Graylog: 2.4.7+9116ead
ES: 5.6.16
Graylog cluster: 4 machines w\ 8 cores, 6G of RAM, usually around 10 - 30% load. Calculated as unix load / # of CPUs
ES cluster:
masters: 3* VM 2 cores 2G of RAM (1G heap)
data: 2*physical 16 cores, 62G of RAM (31G heap) 16 SSDs in RAID0
Around 2000 msg / sec
Issue: a while ago, we noticed the read IOPS of our ES cluster increasing from 500 to 8000. Writes stayed roughtly the same. The number of segmens also stable around 900 during that time (we do force merges to 1 segment every night). ES load increased from 15% to up to 150%, probably because of the aforementioned read IO.

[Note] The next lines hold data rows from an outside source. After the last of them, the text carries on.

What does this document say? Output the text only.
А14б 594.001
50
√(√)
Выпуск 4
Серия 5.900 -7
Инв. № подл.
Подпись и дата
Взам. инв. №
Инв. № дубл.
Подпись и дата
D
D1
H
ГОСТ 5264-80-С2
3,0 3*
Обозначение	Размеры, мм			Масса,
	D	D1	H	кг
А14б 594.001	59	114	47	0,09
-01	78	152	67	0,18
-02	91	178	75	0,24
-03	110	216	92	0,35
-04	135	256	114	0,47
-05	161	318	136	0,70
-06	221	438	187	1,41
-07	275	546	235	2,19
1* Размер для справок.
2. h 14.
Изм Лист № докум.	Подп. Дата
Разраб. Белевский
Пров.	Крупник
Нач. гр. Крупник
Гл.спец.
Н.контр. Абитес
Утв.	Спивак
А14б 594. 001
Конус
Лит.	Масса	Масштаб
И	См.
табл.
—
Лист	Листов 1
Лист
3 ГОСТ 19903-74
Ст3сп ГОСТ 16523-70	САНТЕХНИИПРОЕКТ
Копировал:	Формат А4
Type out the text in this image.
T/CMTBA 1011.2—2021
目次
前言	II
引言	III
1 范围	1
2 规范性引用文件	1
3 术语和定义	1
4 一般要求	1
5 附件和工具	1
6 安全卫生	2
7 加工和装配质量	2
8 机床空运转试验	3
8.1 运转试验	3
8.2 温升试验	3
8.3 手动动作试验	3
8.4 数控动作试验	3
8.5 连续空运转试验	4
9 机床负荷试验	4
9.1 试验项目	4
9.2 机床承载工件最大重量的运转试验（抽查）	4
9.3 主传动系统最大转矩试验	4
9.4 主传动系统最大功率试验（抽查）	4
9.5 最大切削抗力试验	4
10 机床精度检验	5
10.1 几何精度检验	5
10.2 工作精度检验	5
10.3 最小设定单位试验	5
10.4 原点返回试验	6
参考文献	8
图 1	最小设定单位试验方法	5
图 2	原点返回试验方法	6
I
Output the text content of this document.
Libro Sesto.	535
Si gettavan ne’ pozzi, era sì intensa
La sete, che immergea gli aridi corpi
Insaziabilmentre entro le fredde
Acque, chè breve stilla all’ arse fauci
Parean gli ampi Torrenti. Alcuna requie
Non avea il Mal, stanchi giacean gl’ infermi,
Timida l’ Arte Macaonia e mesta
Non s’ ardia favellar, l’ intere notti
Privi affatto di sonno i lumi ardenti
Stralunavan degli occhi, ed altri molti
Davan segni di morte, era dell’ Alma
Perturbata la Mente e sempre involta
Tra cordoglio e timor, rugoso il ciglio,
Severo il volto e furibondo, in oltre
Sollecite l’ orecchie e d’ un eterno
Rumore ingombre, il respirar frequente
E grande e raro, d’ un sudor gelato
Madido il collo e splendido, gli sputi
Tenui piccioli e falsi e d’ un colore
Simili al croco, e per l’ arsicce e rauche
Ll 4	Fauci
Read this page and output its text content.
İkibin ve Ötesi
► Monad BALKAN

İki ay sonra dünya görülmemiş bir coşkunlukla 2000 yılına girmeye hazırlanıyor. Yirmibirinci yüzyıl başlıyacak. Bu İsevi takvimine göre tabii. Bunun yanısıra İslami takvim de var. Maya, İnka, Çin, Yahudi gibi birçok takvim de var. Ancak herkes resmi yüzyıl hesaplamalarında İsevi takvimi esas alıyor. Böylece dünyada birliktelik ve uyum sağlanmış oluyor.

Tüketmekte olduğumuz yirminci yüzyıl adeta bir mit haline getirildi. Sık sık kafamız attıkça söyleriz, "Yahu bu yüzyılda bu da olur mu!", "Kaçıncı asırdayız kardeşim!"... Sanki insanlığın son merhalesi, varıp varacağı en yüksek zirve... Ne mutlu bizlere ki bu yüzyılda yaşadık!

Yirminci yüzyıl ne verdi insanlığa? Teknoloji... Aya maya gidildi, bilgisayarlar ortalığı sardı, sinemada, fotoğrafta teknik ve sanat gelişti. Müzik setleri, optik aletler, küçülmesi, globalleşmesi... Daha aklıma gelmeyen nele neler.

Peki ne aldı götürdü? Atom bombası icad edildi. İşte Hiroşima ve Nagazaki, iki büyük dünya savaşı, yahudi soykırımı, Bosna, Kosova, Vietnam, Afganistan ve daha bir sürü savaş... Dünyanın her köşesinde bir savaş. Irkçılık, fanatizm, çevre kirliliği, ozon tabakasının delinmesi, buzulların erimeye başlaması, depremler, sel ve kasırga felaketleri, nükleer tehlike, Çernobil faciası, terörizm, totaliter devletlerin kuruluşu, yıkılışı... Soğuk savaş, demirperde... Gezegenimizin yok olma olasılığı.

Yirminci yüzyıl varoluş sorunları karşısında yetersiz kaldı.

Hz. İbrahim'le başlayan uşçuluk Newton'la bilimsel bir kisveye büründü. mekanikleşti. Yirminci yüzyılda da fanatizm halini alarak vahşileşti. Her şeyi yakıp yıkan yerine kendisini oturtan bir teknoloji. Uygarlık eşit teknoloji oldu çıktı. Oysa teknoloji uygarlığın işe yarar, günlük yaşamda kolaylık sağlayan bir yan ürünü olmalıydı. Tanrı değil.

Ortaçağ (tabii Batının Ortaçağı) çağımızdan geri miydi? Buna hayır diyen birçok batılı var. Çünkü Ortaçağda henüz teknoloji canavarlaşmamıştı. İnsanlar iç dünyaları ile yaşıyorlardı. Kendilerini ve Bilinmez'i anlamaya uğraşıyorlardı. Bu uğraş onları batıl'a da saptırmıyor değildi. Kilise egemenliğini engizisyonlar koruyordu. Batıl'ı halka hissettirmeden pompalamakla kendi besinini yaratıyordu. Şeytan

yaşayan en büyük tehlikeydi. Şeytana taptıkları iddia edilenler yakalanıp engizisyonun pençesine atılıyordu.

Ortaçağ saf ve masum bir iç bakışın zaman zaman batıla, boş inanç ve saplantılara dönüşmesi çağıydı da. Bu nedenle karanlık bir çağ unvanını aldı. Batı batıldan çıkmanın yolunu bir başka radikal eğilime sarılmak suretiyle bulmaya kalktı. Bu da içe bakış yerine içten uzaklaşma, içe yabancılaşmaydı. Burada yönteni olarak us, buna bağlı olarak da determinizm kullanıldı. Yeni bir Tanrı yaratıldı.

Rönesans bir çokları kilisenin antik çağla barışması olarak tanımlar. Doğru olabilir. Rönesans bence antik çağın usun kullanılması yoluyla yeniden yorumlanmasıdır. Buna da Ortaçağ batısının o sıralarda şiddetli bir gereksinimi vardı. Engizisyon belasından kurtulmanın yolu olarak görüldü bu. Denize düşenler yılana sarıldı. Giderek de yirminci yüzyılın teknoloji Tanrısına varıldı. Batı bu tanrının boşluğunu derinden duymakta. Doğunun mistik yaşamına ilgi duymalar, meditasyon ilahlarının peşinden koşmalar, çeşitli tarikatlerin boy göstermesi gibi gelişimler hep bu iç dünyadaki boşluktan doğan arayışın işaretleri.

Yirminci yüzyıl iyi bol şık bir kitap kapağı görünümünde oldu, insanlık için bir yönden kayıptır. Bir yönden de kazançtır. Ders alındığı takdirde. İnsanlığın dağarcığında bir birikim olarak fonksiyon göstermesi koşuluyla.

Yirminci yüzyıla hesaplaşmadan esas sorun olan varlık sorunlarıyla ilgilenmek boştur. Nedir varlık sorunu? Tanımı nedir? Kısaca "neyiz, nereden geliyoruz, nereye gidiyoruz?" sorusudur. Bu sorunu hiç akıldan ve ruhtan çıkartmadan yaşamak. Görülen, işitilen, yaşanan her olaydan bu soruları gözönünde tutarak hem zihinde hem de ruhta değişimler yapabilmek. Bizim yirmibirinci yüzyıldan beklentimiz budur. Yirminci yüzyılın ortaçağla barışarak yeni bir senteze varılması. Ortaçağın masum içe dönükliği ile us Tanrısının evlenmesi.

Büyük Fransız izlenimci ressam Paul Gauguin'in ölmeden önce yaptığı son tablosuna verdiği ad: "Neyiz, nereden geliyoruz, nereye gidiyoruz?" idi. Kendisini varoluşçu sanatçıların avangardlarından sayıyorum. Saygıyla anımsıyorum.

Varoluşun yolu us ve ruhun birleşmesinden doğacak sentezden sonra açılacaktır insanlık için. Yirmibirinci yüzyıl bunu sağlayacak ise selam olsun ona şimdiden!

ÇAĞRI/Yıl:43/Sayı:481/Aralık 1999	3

Checking the index sets on graylog we can see that the time ranges of the default index set are just plain wrong. They are not sequential and just all over the place. We have, in total maybe 6 months worth of data in our ES cluster, but some individual index time ranges are 6 months alone. After doing index range recalc we get messages like this:
2020-07-13T10:17:36.221+02:00 INFO [RebuildIndexRangesJob] Created ranges for index graylog2_6126: MongoIndexRange{id=null, indexName=graylog2_6126, begin=2020-03-20T06:00:01.000Z, end=2020-09-12T19:06:26.000Z, calculatedAt=2020-07-13T08:17:04.975Z, calculationDuration=31244, streamIds=[000000000000000000000001, 5b21d991e5b43f814010354d, 5a4f7aa9b884dda95e3ef25f, 5a4f818ab884dda95e3ef958, 5b20cc65e5b43f81400f2805, 5d319ac2b884dde38b433ac1, 561ce9fbe4b042d56225d130, 5c3c60056274fe852220ebe3, 55ed3f33e4b0dfacf5f08604, 59bfc85fe5b43f192db4cb74]}
Which makes me think congratulations might be in order for the graylog team to have invented a time machine.
timestamp mapping for that index:
"timestamp": {
"type": "date",
"format": "yyyy-MM-dd HH:mm:ss.SSS"
},
servertime:
Mon Jul 13 10:42:41 CEST 2020
We get some timestamp indexing errors maybe that has something to do with it:
2020-07-13T10:11:47.789+02:00 WARN [GelfCodec] GELF message <7f6e60c6-c4e0-11ea-b255-005056a7e5cd> (received from <xxx>) has invalid "timestamp": 1594627906.977 (type: STRING)
Currenty hypothesis is that the wrong timestamps cause graylog to do way more lookups than required for queries, hence resulting in higher read IOPS. But maybe the two issues are not related. In that case, this topic is about the wrong timestamps only.
Any ideas? Maybe we can go into mongodb and fix it ourselves.